On May 21, when President Soeharto made his resignation speech, the whole lot of us roared aloud. The entire restaurant erupted in shouting. Our two cynics, Om Nug and Om Risjaf, yelled that they were going to find a goat to slaughter. (Don’t ask me where they were going to find a goat in the middle of Paris!) And as if they didn’t know better, they also said they were going to order plane tickets for all of us to come to Jakarta. Om Nug said that the New Order government had fallen, that we could at last go home and set foot in our native land.

Your mother kept insisting that it was time for you to come back to Paris to see me but, I’m sorry, I had to forbid her from telling you so. By this time I was just surviving on medicines, but you were in the middle of finishing your assignment.

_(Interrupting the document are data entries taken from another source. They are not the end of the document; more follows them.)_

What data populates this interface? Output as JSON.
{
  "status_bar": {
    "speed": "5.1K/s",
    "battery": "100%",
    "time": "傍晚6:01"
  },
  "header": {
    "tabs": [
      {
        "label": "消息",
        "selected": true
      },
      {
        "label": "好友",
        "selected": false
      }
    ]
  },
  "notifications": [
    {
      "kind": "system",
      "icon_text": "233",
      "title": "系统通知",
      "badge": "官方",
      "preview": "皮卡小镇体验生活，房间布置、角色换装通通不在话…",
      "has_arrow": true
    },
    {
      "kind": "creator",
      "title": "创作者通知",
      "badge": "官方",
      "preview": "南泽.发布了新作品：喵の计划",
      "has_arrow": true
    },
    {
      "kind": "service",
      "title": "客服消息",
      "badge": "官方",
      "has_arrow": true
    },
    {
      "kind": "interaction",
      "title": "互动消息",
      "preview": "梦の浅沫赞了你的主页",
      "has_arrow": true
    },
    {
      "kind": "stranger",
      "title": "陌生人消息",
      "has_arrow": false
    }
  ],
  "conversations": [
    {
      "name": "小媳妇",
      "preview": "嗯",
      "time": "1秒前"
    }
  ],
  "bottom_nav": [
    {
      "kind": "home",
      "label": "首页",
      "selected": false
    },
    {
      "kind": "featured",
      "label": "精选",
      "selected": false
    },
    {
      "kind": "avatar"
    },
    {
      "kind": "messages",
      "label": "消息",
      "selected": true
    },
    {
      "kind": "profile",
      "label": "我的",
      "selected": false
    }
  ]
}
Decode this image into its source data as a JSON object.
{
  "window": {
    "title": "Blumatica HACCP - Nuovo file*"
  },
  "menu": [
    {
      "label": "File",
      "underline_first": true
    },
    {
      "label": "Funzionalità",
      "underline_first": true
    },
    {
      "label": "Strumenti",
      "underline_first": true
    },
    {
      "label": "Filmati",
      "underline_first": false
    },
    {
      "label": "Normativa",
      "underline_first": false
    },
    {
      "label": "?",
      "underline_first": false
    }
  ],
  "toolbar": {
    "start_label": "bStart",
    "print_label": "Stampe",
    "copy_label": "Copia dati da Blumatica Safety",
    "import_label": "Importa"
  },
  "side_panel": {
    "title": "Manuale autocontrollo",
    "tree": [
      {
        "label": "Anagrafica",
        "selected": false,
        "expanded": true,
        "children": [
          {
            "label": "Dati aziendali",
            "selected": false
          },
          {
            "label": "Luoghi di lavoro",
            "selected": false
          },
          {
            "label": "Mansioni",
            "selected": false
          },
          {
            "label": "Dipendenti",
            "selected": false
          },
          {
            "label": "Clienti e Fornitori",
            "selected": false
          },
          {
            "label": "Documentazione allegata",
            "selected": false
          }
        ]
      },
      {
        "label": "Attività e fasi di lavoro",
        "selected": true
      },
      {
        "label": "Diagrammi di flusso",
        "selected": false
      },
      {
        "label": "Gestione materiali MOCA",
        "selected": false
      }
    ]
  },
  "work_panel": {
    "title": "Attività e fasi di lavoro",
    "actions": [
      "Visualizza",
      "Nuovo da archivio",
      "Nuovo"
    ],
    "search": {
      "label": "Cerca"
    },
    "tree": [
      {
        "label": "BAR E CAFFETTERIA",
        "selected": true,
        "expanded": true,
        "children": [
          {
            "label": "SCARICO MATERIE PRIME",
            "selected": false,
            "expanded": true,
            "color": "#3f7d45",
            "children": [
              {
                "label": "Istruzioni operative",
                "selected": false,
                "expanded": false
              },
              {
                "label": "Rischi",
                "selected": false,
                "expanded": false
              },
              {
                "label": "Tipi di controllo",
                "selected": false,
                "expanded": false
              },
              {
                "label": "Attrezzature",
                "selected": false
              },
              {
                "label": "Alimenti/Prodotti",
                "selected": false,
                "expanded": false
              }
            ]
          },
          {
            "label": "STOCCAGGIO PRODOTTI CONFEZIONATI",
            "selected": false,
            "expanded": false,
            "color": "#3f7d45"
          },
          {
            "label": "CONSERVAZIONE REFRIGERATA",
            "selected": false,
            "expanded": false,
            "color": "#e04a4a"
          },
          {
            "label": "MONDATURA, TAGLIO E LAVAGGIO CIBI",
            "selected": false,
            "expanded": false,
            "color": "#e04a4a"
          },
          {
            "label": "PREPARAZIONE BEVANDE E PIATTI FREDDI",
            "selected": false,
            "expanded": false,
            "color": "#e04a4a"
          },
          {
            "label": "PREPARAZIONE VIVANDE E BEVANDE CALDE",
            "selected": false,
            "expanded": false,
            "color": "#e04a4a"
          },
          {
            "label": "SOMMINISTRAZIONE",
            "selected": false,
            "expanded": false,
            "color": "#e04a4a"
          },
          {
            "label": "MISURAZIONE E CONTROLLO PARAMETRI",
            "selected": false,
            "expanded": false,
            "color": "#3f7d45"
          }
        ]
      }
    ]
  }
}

And now I am surrounded by four white and boring walls

and a nurse with the look on her face that’s likely to hasten my death. She never seems to smile, but then becomes delighted when she’s sticking a needle in me to extract another blood sample.

Oh, my dearest Lintang…

It’s truly ironic that with the fall of Soeharto there is, indeed, a good possibility that we pillars here will be able to come home to Indonesia, but that I will be coming home in a coffin (if not in the open-sided

keranda

we Muslims are supposed to be in). But that’s all right. Didn’t I always say that I wanted my final home to be in Karet cemetery? No need for an expensive plot for me at Père Lachaise in Paris — and don’t dare purchase a plot at Tanah Kusir or Jeruk Purut cemeteries in Jakarta. Choose for me a rectangle of earth in Karet. The soil there, with which my body will fuse, has a smell and texture I know.

Don’t cry for me. Don’t cry.

Scatter cloves and jasmine flowers on my grave so that their scent reaches my body lying there below, silent and alone. I am confident of capturing their fragrance through the spaces in the soil that kindly provide a path for their scent I know so intimately to reach me.

I can picture the ceremony. I can see who will be there to attend my burial alongside you, my life’s most shining star, and your mother, the most beautiful and strongest woman I’ve ever known, who stood at my side through my life’s ordeals. I can see my brother Aji and his fine family; Tante Surti and her three children; and the remaining three pillars of Tanah Air. (Try to comfort Om Risjaf, who won’t have the strength to hold back the bitter pain of it all. Of the four pillars, he was always the most sensitive, and the one the rest of us always thought of as a youngest brother. Stay beside him, please.)

I can also see Nara and Alam and all of the friends you made at Satu Bangsa among the crowd of mourners. Maybe you will pray for me. Maybe Om Aji will lead the prayer. Maybe the lot of you will be even so wacky as to play Led Zeppelin’s “Stairway to Heaven.” But if you want to help console Om Risjaf, let him play his harmonica — as long as he doesn’t play “When the Orchids Start to Bloom” because, for me, my orchid withered long ago. Tell him instead to play John Denver’s “Take Me Home, Country Road.” And if that does happen, don’t be surprised if you hear me humming along from my final place of rest.